Win some, lose some: PE firm Prosus wrote off its 9.6% stake in dying edtech firm Byju’s but also disclosed that revenues of food delivery firm Swiggy grew 24% last year; it is Swiggy’s largest shareholder. 

Business calling: After buying a 1% stake from its struggling rival Vodafone-Idea, Airtel is considering buying an additional 3% in Indus Towers to take its total shareholding in the firm to a controlling 52%, CNBC-TV18 reported. 

Scarce: As supplies get tighter, India may cut taxes on wheat imports to tame rising prices; traders are keen to cash in on low-cost Russian wheat supply. 

Market madness: Several Indian firms across sectors are preparing for their markets debut; the latest include insurance firm Niva Bupa that will file for an IPO next week and EV maker Ather Energy which has converted to a public limited company. 
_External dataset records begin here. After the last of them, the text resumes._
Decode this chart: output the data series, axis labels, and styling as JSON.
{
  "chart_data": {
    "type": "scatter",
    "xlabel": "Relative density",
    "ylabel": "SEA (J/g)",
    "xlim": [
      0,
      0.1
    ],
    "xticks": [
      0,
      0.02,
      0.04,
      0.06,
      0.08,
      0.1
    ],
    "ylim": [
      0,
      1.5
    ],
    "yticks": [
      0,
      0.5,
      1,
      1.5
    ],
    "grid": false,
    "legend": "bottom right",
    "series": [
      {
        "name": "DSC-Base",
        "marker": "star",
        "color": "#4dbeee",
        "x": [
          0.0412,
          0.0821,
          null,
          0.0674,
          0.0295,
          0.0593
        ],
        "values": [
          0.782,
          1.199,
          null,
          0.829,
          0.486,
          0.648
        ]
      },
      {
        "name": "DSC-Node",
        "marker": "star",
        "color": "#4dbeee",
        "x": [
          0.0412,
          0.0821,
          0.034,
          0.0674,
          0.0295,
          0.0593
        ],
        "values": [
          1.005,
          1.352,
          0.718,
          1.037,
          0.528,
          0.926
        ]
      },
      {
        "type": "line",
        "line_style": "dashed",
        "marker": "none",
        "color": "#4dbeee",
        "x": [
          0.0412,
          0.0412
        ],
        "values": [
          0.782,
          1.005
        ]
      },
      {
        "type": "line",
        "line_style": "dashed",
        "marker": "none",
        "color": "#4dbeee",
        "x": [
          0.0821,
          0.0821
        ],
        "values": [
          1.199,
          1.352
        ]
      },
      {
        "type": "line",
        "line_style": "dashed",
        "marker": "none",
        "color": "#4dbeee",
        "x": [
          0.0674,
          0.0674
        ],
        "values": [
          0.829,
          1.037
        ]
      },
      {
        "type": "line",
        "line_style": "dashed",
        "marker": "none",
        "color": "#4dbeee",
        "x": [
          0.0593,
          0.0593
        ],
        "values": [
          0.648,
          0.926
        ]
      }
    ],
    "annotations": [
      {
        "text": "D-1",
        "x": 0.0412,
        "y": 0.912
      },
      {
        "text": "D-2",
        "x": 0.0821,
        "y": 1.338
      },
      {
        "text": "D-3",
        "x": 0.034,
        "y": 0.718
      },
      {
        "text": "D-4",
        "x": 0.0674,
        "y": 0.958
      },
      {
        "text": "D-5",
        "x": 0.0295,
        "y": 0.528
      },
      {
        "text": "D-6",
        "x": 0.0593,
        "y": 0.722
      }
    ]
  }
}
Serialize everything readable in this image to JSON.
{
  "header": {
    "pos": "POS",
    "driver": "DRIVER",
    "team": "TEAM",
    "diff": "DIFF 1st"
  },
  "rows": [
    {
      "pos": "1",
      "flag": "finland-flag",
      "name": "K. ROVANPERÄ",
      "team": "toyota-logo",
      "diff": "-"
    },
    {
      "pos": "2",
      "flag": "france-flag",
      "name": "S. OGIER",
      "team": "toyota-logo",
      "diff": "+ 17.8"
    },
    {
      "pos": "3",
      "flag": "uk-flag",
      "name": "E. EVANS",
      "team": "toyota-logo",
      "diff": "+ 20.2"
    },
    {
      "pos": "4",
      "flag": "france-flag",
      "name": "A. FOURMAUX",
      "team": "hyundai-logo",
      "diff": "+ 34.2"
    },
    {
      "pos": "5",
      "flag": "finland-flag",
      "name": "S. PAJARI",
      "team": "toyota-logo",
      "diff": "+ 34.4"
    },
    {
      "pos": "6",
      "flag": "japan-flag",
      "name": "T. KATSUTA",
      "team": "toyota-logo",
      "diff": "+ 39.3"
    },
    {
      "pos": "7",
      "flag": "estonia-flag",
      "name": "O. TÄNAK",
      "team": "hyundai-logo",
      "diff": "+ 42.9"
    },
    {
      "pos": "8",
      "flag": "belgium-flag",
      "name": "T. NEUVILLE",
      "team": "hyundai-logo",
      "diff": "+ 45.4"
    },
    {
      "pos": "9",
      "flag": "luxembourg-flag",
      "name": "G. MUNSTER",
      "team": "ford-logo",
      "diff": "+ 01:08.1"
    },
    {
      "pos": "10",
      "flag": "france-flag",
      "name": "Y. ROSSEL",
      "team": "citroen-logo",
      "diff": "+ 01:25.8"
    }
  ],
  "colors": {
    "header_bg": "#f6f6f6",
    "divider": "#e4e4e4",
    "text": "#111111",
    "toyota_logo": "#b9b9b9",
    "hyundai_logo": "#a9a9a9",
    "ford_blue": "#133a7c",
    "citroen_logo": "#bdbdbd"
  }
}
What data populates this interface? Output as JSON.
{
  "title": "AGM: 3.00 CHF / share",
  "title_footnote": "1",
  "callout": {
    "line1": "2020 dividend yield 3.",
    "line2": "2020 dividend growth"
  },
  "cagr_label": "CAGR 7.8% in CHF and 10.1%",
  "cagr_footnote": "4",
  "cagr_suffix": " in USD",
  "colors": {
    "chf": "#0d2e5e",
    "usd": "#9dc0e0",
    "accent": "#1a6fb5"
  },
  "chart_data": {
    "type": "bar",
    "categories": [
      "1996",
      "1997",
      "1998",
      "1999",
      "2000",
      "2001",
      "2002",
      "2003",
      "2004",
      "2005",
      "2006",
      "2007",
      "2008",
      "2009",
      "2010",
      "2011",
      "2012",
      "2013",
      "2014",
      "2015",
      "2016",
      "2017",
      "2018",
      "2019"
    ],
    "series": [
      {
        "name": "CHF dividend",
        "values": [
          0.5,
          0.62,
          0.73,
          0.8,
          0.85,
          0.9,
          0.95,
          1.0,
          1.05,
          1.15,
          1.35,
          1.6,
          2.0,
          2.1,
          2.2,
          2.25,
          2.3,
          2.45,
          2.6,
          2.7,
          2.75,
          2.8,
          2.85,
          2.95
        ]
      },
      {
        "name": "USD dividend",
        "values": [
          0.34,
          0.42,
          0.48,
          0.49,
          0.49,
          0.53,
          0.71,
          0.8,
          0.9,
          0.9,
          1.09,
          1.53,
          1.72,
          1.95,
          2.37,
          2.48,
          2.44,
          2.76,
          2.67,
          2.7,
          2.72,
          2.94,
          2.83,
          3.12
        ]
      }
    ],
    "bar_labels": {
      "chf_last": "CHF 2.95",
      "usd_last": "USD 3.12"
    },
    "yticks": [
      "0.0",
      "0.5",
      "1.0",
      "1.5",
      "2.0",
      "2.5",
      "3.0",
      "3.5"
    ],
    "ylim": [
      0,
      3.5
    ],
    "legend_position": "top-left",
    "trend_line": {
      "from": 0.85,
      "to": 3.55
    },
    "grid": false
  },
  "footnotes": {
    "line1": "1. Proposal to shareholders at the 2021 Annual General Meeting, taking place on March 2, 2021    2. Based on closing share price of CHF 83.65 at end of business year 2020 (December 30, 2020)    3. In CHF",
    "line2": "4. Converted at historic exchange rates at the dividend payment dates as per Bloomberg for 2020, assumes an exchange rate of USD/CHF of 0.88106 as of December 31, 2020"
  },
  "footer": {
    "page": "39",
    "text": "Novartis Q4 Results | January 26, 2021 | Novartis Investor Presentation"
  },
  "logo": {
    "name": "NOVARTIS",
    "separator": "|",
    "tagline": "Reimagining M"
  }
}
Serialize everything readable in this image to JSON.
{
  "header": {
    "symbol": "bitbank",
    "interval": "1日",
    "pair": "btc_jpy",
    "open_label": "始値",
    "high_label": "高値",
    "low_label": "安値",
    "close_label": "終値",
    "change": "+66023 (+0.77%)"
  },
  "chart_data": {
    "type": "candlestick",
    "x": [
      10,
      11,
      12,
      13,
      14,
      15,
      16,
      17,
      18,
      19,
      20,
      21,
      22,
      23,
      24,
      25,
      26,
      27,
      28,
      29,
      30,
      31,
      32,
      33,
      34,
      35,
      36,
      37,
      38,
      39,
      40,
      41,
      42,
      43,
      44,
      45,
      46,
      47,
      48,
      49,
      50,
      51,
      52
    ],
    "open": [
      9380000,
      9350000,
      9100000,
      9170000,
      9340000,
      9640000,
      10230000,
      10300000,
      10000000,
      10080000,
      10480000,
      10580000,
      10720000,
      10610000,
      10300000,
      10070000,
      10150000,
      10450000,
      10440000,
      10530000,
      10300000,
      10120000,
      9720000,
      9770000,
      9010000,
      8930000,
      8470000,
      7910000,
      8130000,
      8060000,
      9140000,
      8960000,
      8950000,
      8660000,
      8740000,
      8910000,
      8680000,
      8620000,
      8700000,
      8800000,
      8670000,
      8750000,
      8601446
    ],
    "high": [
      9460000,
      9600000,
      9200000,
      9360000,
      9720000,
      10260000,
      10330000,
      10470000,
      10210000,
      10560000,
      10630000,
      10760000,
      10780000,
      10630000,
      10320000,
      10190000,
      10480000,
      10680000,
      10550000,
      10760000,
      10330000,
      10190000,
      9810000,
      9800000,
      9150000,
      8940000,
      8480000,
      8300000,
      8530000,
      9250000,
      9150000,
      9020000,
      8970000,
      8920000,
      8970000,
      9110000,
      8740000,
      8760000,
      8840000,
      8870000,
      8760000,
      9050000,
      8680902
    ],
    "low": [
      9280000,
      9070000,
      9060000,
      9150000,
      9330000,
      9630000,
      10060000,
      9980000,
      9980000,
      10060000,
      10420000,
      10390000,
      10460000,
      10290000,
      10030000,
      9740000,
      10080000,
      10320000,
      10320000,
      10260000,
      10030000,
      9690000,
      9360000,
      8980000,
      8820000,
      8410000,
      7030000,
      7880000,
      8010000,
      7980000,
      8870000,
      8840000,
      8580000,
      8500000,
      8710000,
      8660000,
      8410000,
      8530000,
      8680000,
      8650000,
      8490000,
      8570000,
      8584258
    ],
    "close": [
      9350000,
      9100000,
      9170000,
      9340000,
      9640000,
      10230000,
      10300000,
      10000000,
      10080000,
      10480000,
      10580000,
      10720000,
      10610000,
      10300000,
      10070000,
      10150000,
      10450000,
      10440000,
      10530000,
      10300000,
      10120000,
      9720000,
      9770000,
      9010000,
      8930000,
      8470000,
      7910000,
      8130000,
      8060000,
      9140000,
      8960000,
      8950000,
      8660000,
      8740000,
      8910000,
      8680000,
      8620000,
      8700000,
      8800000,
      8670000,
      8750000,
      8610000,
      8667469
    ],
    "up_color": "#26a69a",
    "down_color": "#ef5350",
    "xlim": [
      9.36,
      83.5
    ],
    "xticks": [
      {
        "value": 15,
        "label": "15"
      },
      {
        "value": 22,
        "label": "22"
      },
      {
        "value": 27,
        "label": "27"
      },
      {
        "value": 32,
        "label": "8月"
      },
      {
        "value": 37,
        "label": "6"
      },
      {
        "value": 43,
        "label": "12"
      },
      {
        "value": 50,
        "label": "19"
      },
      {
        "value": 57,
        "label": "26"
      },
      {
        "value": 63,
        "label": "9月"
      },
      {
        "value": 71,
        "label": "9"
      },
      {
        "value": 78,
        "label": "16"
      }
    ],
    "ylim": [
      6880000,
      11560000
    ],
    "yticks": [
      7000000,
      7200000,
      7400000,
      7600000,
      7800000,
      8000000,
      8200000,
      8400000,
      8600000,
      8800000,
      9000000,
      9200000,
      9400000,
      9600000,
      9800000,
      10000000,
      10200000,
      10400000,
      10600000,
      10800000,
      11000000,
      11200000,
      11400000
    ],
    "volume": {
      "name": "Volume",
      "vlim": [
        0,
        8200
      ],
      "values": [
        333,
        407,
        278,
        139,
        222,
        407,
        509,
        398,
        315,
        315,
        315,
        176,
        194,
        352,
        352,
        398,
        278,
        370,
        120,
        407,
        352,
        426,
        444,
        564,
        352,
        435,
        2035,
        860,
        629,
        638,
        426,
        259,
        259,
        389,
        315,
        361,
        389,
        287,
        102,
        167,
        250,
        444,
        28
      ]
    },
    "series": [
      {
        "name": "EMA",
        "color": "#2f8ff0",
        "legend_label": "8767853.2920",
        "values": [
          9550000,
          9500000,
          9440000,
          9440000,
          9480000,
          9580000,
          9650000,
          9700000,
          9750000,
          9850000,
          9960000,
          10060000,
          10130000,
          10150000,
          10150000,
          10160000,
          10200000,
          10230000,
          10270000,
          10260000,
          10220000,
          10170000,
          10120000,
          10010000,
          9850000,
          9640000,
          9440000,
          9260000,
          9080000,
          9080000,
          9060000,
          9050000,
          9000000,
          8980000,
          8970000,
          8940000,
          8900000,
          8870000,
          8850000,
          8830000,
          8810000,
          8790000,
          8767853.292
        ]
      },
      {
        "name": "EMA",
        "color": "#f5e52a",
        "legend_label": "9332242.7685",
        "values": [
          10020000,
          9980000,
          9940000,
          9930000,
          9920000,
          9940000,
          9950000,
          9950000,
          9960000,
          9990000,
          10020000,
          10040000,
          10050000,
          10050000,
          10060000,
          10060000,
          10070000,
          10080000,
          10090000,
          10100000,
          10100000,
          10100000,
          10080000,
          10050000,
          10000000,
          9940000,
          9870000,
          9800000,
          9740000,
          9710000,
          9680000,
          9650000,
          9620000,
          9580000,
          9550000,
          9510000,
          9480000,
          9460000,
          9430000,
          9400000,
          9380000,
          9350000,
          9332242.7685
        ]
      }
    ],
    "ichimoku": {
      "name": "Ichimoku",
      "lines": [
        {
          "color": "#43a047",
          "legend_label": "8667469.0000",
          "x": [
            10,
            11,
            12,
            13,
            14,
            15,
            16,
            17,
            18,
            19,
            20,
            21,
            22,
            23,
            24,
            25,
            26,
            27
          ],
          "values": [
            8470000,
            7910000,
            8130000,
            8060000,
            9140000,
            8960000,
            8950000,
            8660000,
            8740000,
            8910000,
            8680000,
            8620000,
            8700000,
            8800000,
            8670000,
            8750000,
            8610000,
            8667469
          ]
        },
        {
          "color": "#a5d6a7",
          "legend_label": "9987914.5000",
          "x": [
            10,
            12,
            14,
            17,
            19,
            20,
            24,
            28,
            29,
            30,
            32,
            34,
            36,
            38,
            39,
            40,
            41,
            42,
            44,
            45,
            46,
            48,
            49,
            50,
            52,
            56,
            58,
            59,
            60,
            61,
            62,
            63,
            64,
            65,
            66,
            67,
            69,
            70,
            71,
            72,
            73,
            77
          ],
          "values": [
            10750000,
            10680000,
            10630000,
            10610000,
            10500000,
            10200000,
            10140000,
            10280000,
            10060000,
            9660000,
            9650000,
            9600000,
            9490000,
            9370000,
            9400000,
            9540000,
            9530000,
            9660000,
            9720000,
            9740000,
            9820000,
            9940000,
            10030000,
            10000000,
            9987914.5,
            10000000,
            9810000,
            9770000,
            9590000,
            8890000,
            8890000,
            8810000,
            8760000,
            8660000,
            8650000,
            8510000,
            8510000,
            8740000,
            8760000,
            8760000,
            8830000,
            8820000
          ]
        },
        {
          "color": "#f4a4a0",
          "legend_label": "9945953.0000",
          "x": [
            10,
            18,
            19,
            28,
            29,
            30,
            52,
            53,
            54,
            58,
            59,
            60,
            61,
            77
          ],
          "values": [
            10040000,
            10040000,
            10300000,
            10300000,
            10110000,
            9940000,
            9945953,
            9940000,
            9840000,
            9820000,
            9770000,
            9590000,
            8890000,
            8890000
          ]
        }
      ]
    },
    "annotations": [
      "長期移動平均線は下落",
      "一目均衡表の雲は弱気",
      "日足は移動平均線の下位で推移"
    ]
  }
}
Waiting: Construction of the proposed Noida Airport in the NCR is delayed by four months, shifting its opening date to April next year. 

THE DAILY DIGIT

$31 trillion

The cumulative amount over one million ultra-wealthy individuals (those with an individual net worth of $5 million-plus) worldwide will pass on to their heirs by 2033, according to data firm Altrata. (Quartz)

FWIW

Too much of a good thing: Pets aren't just pets anymore, they're fur babies. When celeb couples split, they pledge on Instagram to co-parent their pets. That's commitment! But our love for these critters goes further: we're now all about helicopter pet-parenting. Outdoor time? Nah, too risky. Diets? Custom-made. And guess what? Pet strollers are now a thing. But hold up — this intense care might not be so pawsome after all. Veterinary experts warn it stifles their natural cat-titude and doggy-style. Result? According to one survey, about 60% of our furry friends are now overweight.